O clericalismo também alimenta tempestades: pastores que se fazem príncipes, padres que confundem liturgia com espetáculo, líderes que desprezam a escuta, o povo, os leigos. São barcas luxuosas sem rumo, rituais sem presença, evangelho sem cruz. Multiplicam-se hoje igrejas-palco, onde o louvor encobre a violência, e púlpitos que anunciam bênçãos sem conversão, moral sem misericórdia, teologia sem humanidade. Há quem diga que “Jesus acalma a tempestade”, mas se recusa a enfrentar as tormentas da desigualdade, do racismo, da misoginia, da fome. É o mercado da fé travestido de espiritualidade. Uma religião sem profecia é como um barco sem leme: parece seguir, mas está à deriva. Contra essas religiões vazias, Jesus se levanta. Acalma o mar, mas também interpela seus discípulos: “Onde está a vossa fé?” (Lc 8,25). Essa interrogação é pedagógica e terapêutica. Nos obriga a olhar para dentro, para nossas próprias tempestades: o medo da perda, o desânimo, a sensação de fracasso, a apatia. Psicologicamente, o texto revela a luta entre o desejo de controle e o chamado à confiança. O pânico dos discípulos é o reflexo de uma fé ainda baseada em garantias. Mas a fé verdadeira nasce da travessia, do não saber, do seguir mesmo quando tudo treme.

As tempestades que enfrentamos não são só aquelas do mar ou da história coletiva, mas também as que assolam o nosso íntimo. O fim de um namoro que parecia promissor, a perda inesperada do emprego que sustentava a família, o diagnóstico que abala o corpo e a mente — todas essas são tempestades que nos desestabilizam e fazem naufragar a esperança. É fácil sentir-se abandonado, como se Jesus estivesse dormindo no barco enquanto tudo ruge. Porém, a Boa Nova de Mateus nos assegura que não é assim.
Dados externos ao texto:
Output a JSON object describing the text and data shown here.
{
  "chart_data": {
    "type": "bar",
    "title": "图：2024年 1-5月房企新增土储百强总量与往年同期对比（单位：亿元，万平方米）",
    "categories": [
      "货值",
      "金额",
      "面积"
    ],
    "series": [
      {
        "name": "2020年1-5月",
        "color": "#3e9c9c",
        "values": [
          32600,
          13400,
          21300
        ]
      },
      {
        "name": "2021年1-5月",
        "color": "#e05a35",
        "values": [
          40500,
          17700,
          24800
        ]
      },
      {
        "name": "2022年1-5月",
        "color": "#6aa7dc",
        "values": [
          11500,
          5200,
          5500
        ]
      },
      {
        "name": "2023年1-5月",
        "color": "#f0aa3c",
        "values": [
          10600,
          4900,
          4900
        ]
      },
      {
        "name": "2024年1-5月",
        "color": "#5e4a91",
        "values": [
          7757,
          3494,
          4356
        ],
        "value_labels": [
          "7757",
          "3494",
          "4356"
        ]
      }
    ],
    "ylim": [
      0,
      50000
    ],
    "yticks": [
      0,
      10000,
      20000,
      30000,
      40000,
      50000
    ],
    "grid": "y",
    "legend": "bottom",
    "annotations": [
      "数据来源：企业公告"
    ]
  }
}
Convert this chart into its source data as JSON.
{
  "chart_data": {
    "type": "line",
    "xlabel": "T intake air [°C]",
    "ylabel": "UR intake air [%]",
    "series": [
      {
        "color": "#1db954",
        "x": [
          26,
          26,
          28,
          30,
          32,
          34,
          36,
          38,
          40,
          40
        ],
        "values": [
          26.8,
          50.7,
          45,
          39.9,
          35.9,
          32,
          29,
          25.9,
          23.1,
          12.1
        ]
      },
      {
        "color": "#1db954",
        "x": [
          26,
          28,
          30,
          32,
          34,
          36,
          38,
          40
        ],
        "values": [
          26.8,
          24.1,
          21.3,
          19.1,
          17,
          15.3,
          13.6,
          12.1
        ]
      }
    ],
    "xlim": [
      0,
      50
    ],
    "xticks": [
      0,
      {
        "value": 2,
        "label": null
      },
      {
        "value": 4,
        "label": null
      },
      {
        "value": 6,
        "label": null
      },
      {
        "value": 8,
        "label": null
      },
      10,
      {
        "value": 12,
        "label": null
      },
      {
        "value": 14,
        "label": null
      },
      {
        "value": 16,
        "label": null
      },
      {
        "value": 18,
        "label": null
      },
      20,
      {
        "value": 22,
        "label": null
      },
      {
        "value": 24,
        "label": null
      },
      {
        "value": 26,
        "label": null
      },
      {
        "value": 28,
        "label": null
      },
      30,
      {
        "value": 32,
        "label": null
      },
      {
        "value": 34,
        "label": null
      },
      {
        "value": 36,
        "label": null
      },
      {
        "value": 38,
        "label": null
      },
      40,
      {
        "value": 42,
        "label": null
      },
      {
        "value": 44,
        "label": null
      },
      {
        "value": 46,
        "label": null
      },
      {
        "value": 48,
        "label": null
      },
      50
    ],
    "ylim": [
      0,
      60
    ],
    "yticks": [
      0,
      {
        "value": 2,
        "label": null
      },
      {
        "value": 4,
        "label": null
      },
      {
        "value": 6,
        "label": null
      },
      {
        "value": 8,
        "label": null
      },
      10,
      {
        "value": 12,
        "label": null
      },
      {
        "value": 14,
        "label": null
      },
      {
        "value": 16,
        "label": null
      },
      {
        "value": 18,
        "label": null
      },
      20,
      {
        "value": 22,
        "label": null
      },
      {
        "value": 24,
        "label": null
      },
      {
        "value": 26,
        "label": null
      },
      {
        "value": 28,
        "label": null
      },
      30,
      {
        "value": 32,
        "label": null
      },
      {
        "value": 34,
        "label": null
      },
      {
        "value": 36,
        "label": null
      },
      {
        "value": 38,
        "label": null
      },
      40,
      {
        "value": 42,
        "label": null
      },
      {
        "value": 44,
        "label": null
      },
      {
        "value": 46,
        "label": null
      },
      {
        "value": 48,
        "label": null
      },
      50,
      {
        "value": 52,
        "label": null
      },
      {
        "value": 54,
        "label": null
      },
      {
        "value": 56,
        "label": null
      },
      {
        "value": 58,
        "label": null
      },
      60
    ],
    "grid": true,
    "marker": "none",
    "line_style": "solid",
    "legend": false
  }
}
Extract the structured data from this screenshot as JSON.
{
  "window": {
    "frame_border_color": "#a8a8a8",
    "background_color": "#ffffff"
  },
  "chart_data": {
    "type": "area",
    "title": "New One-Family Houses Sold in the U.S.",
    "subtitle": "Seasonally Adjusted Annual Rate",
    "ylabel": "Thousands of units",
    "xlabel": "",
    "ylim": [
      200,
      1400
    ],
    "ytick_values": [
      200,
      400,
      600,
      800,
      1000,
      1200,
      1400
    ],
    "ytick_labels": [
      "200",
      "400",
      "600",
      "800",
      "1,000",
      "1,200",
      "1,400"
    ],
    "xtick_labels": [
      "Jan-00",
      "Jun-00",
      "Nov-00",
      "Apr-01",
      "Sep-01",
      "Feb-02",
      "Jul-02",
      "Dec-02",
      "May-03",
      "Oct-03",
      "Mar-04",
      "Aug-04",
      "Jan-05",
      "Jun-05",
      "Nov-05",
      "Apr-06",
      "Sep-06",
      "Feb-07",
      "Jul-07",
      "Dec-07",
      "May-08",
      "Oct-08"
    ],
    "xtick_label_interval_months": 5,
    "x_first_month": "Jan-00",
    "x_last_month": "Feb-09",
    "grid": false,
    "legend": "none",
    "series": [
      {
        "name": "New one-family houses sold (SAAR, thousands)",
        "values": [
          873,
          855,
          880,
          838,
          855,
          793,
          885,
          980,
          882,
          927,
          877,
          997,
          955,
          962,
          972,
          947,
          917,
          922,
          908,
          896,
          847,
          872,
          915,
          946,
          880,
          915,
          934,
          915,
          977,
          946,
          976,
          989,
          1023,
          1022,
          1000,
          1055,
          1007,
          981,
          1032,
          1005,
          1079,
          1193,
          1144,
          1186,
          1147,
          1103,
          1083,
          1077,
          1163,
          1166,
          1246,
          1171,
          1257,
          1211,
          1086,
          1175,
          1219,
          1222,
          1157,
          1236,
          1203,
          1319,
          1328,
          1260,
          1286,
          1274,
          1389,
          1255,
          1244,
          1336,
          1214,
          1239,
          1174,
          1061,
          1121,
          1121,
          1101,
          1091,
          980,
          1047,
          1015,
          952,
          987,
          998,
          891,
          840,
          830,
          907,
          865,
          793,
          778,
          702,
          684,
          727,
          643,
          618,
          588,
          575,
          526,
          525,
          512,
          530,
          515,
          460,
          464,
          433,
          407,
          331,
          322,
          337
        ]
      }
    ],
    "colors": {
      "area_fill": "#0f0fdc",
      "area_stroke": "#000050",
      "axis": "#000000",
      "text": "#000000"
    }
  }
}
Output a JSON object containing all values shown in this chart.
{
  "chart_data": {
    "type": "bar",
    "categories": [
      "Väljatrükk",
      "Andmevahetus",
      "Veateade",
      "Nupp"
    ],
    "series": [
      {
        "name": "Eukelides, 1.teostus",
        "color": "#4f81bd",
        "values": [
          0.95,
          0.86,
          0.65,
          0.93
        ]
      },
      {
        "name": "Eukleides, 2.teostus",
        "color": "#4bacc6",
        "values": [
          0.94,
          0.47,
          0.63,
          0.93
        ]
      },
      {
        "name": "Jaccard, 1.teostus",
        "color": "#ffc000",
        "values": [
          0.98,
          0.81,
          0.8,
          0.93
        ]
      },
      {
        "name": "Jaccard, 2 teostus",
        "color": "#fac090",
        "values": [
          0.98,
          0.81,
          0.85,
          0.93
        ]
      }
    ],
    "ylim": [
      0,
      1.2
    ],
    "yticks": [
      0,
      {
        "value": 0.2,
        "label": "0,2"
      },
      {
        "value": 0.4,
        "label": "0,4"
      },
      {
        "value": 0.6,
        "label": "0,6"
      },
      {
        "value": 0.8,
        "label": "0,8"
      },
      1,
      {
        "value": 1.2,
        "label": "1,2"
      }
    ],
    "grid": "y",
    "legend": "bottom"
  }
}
Jesus está presente na embarcação da nossa vida, mesmo quando parece distante ou silencioso. Reconhecer essas tempestades pessoais é o primeiro passo para que a fé deixe de ser apenas uma ideia e se torne força viva. O Senhor não promete que navegaremos sempre em águas calmas, mas garante que a travessia, por mais difícil que seja, jamais será solitária. O convite é sempre renovar a confiança: levantar os olhos do caos, clamar a Ele e encontrar na palavra de Jesus o poder para acalmar os ventos interiores que nos ameaçam.

O mar agitado é o ventre do novo, o batismo do Reino. Toda a história bíblica é uma sucessão de travessias. Noé atravessa o dilúvio com a arca; Moisés, o mar Vermelho com o povo; Elias, o deserto até o Horeb; Paulo, naufraga a caminho de Roma. Ninguém caminha com Deus sem enfrentar marés. Cada travessia purifica, amadurece, desinstala. A fé que não passa pela água nunca será fé pascal.

Cada travessia nos desinstala. A espiritualidade do Evangelho é pascal: atravessar para renascer. A água que ameaça também é a mesma que batiza. O mar é útero e túmulo, fim e começo. E no centro, a palavra de Jesus: “Vamos para a outra margem” (Mc 4,35). A margem onde estão os endemoninhados, os sujos, os outros. O discipulado verdadeiro começa quando aceitamos deixar a margem do conforto para nos lançarmos na missão da compaixão. Esse despertar da fé, muitas vezes, nasce do silêncio orante, da escuta contemplativa da Palavra. Em tempos de excesso de ruído, a mística cristã é um ato de resistência. A oração não é fuga do mundo, mas afinamento da alma para discernir por onde remar. O silêncio de Jesus, mesmo dormindo, é um chamado à interioridade: é preciso entrar em si para reencontrar o Senhor que acalma por dentro.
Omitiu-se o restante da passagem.